By Tommy Barnett
Which is worse, the fear of eating food or the shame you experience after you eat something? The pain of hunger and the necessity to live always led me to eat. I can remember being so afraid of taking a single bite because I feared that I would gain weight. When I would eat, the shame would penetrate my core and force me to engage in eating disorder behaviors.
I can remember a time when I was in a treatment center. During snack time, I was called upon to go and see my primary counselor. Before I could leave the group, I was told I had to eat the yogurt that was given to me. I tried to sneak out of group because I didn’t want to eat the yogurt but the therapist caught me. As I stood in the middle of a group, I ate every bite of yogurt. The fear I was facing didn’t come from eating the yogurt but more from the shame I felt that everyone was watching me. I felt naked and embarrassed being in my own skin.

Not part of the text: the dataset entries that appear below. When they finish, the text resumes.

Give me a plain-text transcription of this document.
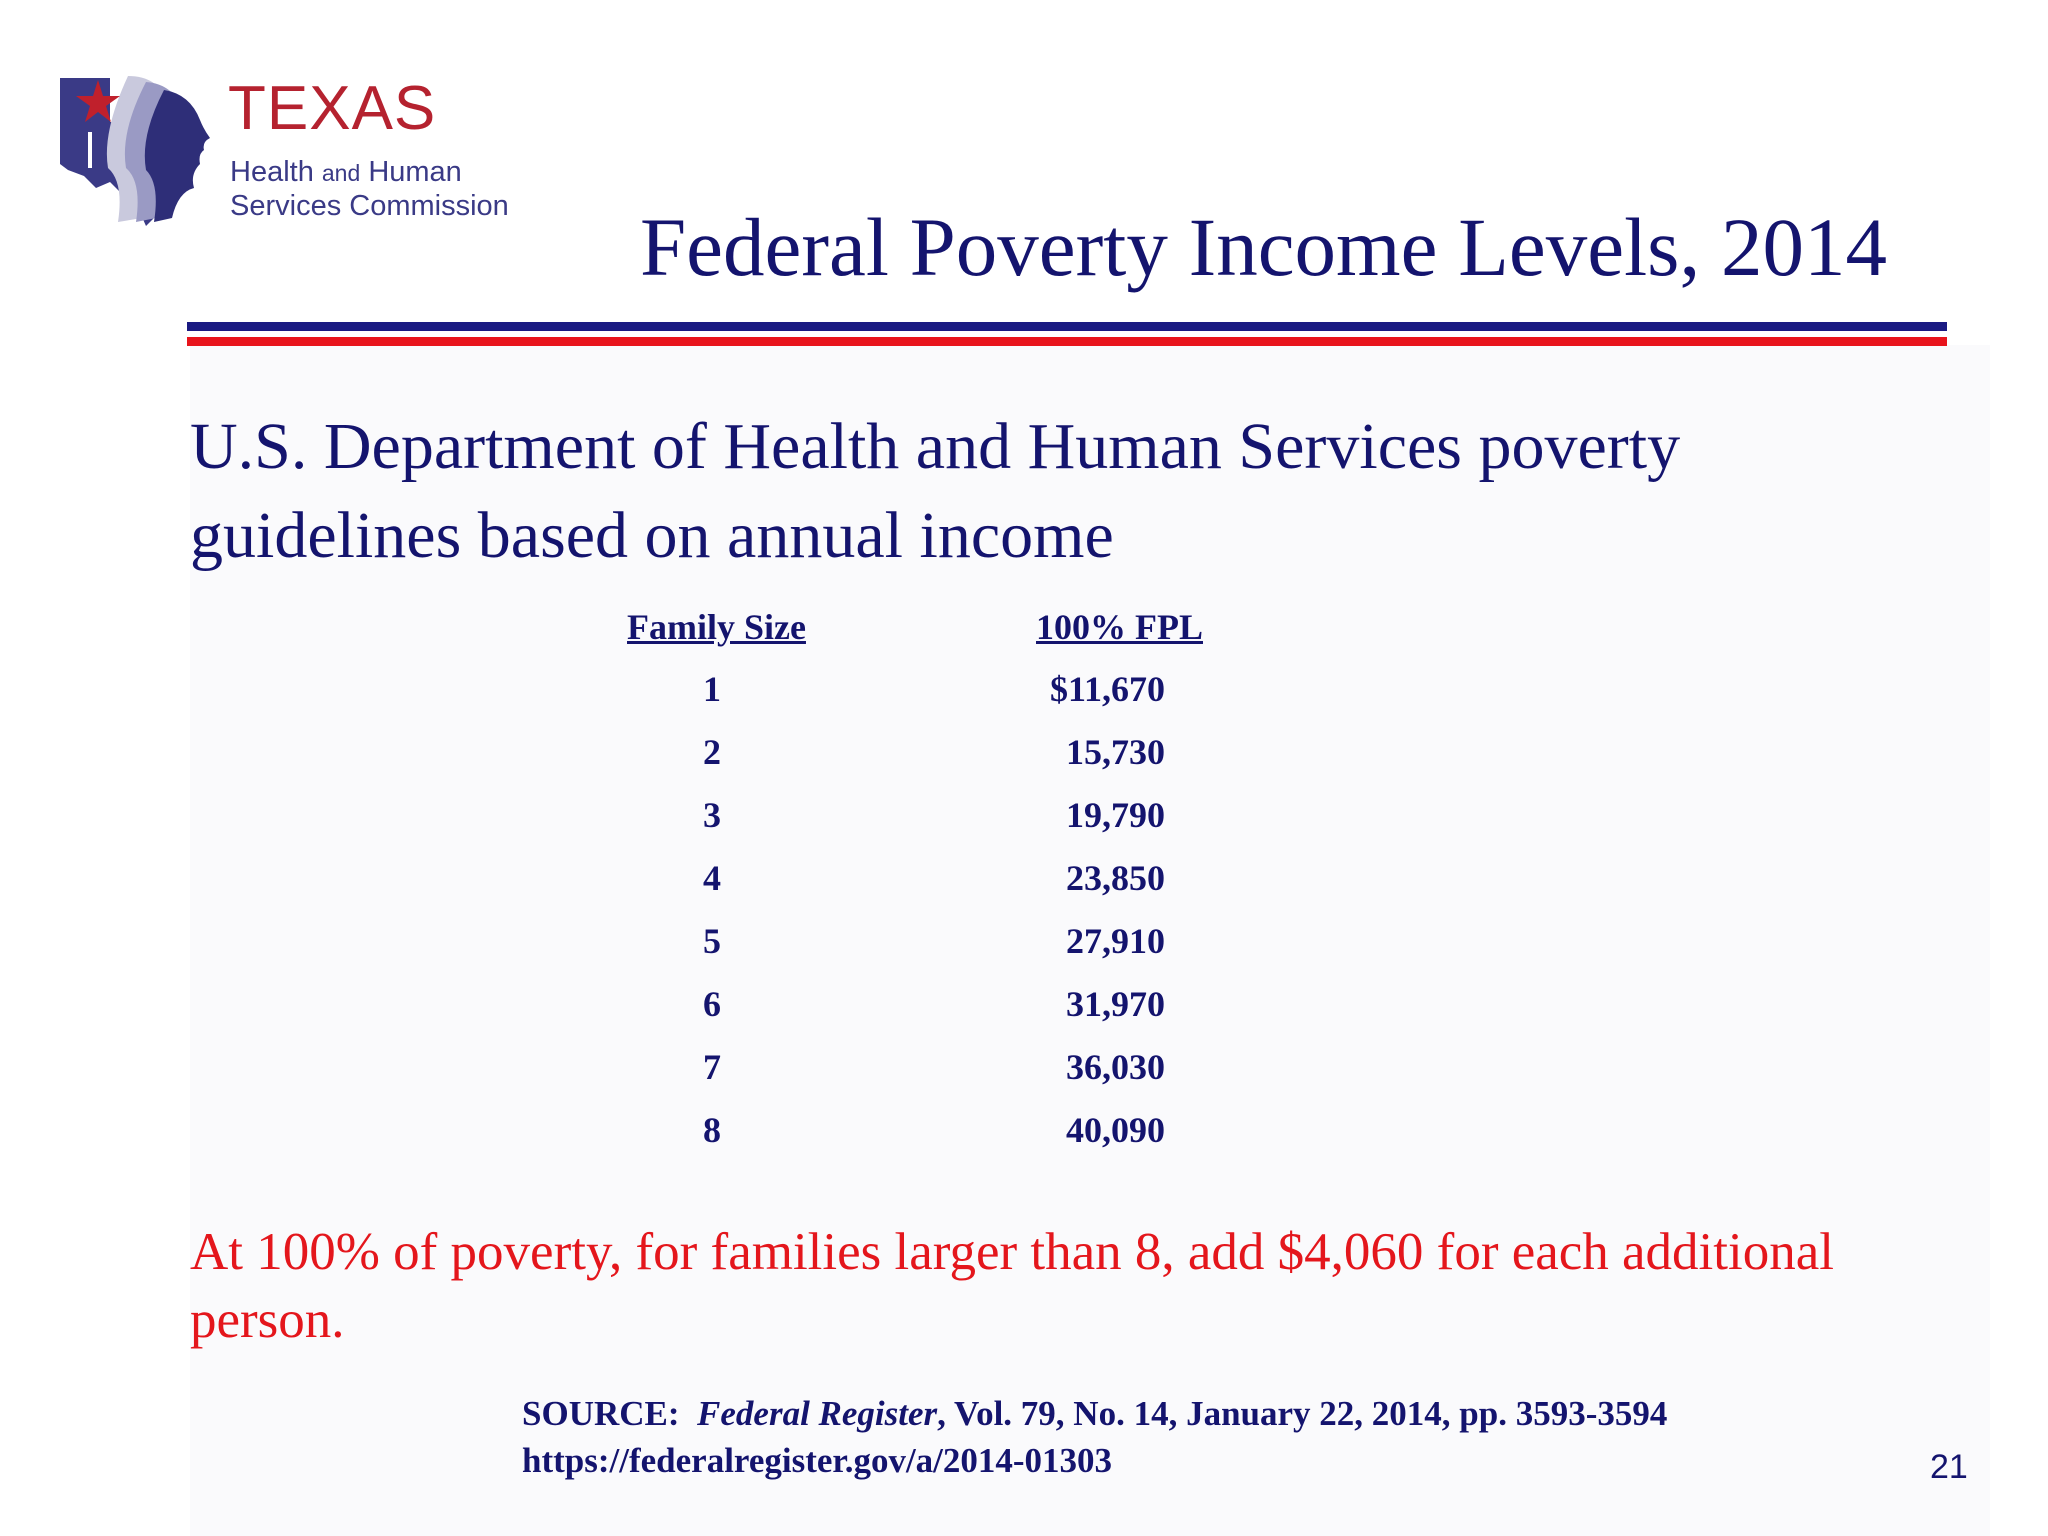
TEXAS
Health and Human
Services Commission Federal Poverty Income Levels, 2014
U.S. Department of Health and Human Services poverty guidelines based on annual income
Family Size	100% FPL
1	$11,670
2	15,730
3	19,790
4	23,850
5	27,910
6	31,970
7	36,030
8	40,090
At 100% of poverty, for families larger than 8, add $4,060 for each additional person.
SOURCE: Federal Register, Vol. 79, No. 14, January 22, 2014, pp. 3593-3594
https://federalregister.gov/a/2014-01303	21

Someone once stated that the difference between guilt and shame is that guilt is when you do something wrong and shame is when you feel you are wrong. Having an eating disorder is fighting a double battle. It takes so much effort to face the fear of eating and an even greater effort to be okay with ourselves after we eat. Every time I would eat food, I can remember using self-hatred as a motivator to engage in eating disorder behaviors. I felt like I couldn’t live with myself after I would eat something. The trick is, that in order to live you must eat. This was the cycle I lived in for too many years.

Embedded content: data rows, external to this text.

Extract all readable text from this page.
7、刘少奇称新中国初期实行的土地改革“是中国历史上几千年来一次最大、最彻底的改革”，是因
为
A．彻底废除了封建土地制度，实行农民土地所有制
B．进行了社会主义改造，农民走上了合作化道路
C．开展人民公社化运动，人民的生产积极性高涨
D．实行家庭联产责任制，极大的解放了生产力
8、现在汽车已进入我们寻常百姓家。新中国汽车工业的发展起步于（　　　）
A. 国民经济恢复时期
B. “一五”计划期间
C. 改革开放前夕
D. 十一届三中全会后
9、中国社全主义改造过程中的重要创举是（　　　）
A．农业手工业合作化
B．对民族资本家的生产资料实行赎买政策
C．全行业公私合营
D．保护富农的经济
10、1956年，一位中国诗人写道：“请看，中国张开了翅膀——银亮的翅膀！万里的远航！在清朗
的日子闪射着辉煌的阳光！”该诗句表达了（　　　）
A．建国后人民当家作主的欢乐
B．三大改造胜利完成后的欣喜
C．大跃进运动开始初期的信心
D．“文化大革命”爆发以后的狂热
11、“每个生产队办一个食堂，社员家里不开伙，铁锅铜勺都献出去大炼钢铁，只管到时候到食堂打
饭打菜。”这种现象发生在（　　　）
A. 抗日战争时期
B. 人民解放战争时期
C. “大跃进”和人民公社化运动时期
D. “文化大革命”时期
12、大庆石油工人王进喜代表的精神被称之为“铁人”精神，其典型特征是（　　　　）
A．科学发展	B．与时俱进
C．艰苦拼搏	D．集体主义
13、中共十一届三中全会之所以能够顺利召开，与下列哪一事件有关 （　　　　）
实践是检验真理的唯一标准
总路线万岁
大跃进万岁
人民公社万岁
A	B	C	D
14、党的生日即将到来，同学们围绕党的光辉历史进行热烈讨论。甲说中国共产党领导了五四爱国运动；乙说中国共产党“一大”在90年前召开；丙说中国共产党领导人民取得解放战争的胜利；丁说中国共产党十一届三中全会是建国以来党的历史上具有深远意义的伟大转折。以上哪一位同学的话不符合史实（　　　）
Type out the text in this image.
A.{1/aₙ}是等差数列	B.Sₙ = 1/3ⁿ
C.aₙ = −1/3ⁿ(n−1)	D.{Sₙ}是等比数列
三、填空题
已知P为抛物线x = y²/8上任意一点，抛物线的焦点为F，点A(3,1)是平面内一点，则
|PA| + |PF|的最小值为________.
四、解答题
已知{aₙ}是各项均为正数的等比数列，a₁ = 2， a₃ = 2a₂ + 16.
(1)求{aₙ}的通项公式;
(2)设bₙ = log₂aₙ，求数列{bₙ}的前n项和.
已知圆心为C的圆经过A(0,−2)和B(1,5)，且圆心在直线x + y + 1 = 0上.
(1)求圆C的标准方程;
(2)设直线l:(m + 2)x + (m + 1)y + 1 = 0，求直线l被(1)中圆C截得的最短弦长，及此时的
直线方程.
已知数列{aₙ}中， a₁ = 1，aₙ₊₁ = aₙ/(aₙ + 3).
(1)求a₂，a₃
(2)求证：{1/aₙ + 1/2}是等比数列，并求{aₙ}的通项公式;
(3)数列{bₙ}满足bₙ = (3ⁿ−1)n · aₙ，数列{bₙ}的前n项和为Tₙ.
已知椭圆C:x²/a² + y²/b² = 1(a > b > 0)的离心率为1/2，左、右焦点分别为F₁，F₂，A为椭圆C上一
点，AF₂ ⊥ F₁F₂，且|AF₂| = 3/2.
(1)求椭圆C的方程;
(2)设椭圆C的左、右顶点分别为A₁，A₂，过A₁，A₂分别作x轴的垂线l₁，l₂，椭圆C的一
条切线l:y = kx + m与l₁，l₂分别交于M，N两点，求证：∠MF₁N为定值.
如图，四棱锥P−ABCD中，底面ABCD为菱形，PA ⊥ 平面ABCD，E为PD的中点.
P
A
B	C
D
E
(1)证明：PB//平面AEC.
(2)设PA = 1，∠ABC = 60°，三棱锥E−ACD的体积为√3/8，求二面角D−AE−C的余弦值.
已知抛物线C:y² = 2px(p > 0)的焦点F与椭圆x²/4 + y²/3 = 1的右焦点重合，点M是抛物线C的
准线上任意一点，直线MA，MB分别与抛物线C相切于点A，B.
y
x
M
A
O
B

As we approach the holidays, being around food of any sort is almost inevitable. Today, I am neither afraid nor am I ashamed. I value my mind, body and soul and to do that is by practicing both a kind relationship with myself and with food. My hope is for you to find freedom from your pain and realize the true nature of yourself. A kind and loving soul, no matter how far down in the darkness you have gone. Beneath your fear, guilt, hurt and shame is a light waiting to shine through. Be strong my friends for you are never alone.